Dear all,
I am trying to compare my result form different de-novo transcriptom assemblers, but I am not sure how to do that. If I understand right - output from Trinity does not provide scaffolding - so I have to compare just my contig lengths from my outputs.

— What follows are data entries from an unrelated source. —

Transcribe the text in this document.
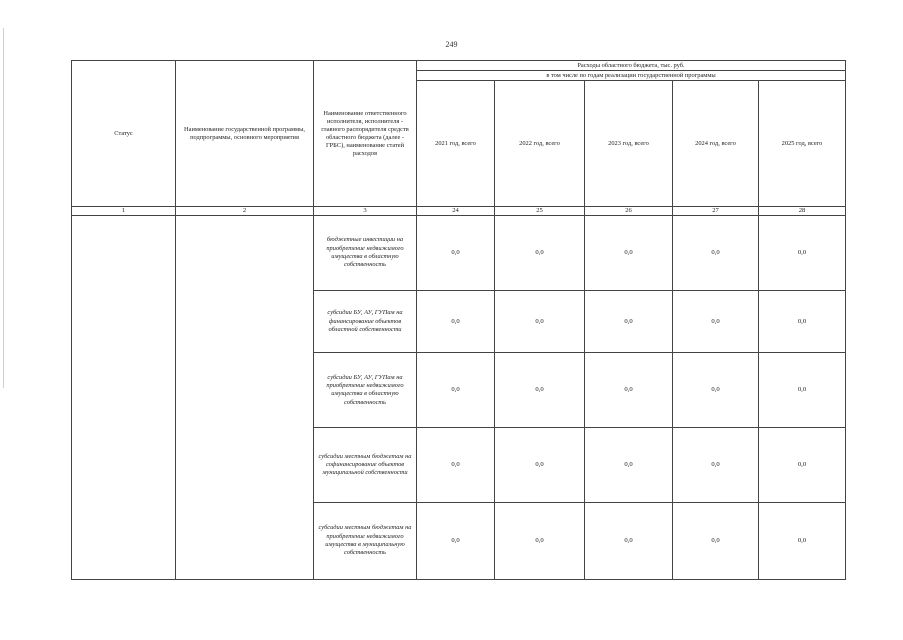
249
Статус	Наименование государственной программы, подпрограммы, основного мероприятия	Наименование ответственного исполнителя, исполнителя - главного распорядителя средств областного бюджета (далее - ГРБС), наименование статей расходов	Расходы областного бюджета, тыс. руб.				
			в том числе по годам реализации государственной программы				
			2021 год, всего	2022 год, всего	2023 год, всего	2024 год, всего	2025 год, всего
1	2	3	24	25	26	27	28
		бюджетные инвестиции на приобретение недвижимого имущества в областную собственность	0,0	0,0	0,0	0,0	0,0
		субсидии БУ, АУ, ГУПам на финансирование объектов областной собственности	0,0	0,0	0,0	0,0	0,0
		субсидии БУ, АУ, ГУПам на приобретение недвижимого имущества в областную собственность	0,0	0,0	0,0	0,0	0,0
		субсидии местным бюджетам на софинансирование объектов муниципальной собственности	0,0	0,0	0,0	0,0	0,0
		субсидии местным бюджетам на приобретение недвижимого имущества в муниципальную собственность	0,0	0,0	0,0	0,0	0,0
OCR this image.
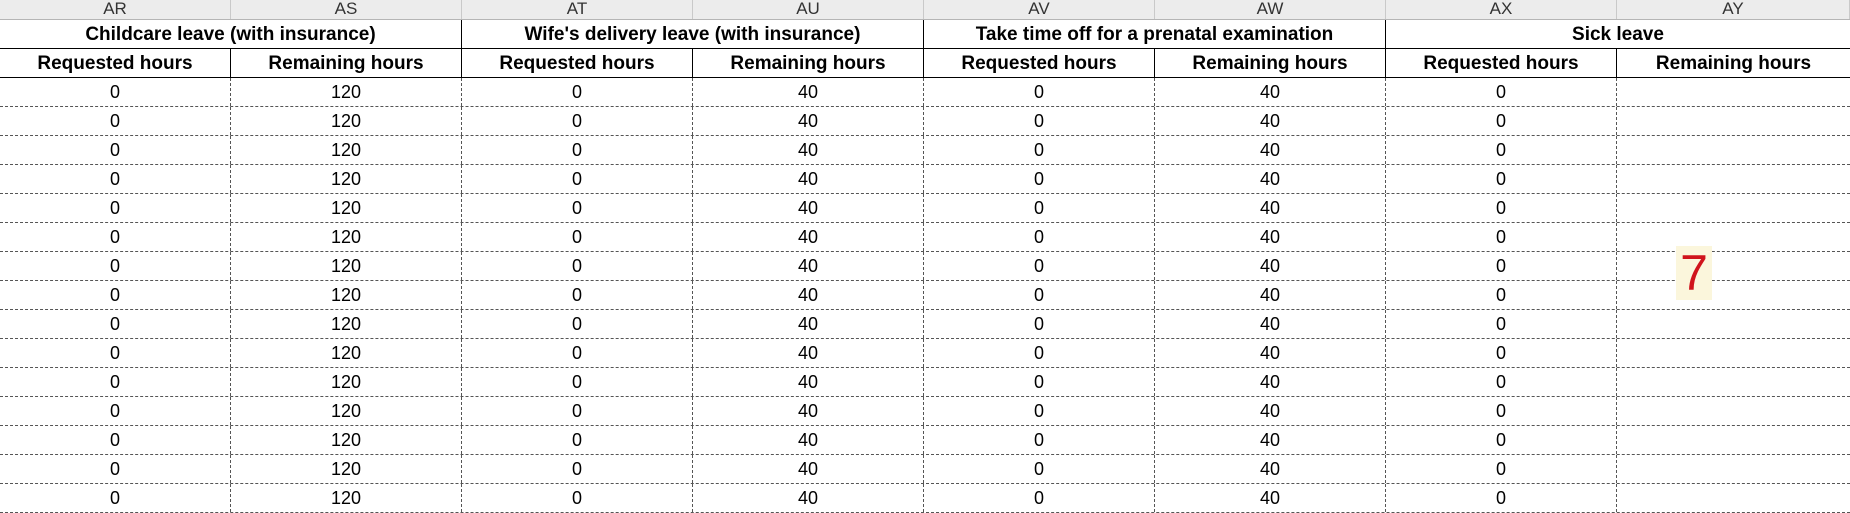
AR	AS	AT	AU	AV	AW	AX	AY
Childcare leave (with insurance)	Wife's delivery leave (with insurance)	Take time off for a prenatal examination	Sick leave
Requested hours	Remaining hours	Requested hours	Remaining hours	Requested hours	Remaining hours	Requested hours	Remaining hours
0	120	0	40	0	40	0
0	120	0	40	0	40	0
0	120	0	40	0	40	0
0	120	0	40	0	40	0
0	120	0	40	0	40	0
0	120	0	40	0	40	0
0	120	0	40	0	40	0
0	120	0	40	0	40	0
0	120	0	40	0	40	0
0	120	0	40	0	40	0
0	120	0	40	0	40	0
0	120	0	40	0	40	0
0	120	0	40	0	40	0
0	120	0	40	0	40	0
0	120	0	40	0	40	0
7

But in Trinity default output (Trinity.fasta) has together transcript isoforms and gene isoforms - should I separate just transcript isoforms from Trinity.fasta and count statistic (average,min,max contig length) to compare with Velvet/Oases? Or can I run awk script bellow to compare assemblers for whole Trinity.fasta (together transcripts and gene isoforms)?
awk script is:
awk 'BEGIN {flag=0;
print "Contig ID\tContig Length \tA \tT \tG \tC \tN \tOtherCharacters "}
{if ($0~/^>/) {if (flag==1) {tot= aCount + tCount + gCount + cCount + nCount + xCount; print id "\t" tot "\t" aCount "\t" tCount "\t" gCount "\t" cCount "\t" nCount "\t" xCount;}
id=$0;flag=1; aCount=gCount=cCount=tCount=nCount=xCount=0;}
else{aCount+=gsub(/[aA]/,"A",$0);tCount+=gsub(/[tT]/,"T",$0); gCount+=gsub(/[gG]/,"G",$0);cCount+=gsub(/[cC]/,"C",$0);nCount+=gsub(/[nN]/,"N",$0);xCount+=gsub(/[^ATGCNatgcn]/,"X",$0);}} END{tot=aCount + tCount + gCount + cCount + nCount + xCount; print id" \t "tot" \t "aCount "\t" tCount "\t" gCount "\t" cCount "\t" nCount "\t" xCount;}' Trinity.fasta
Thank you for any explanation how to compare outputs.
Please reformat the script to make it more readable.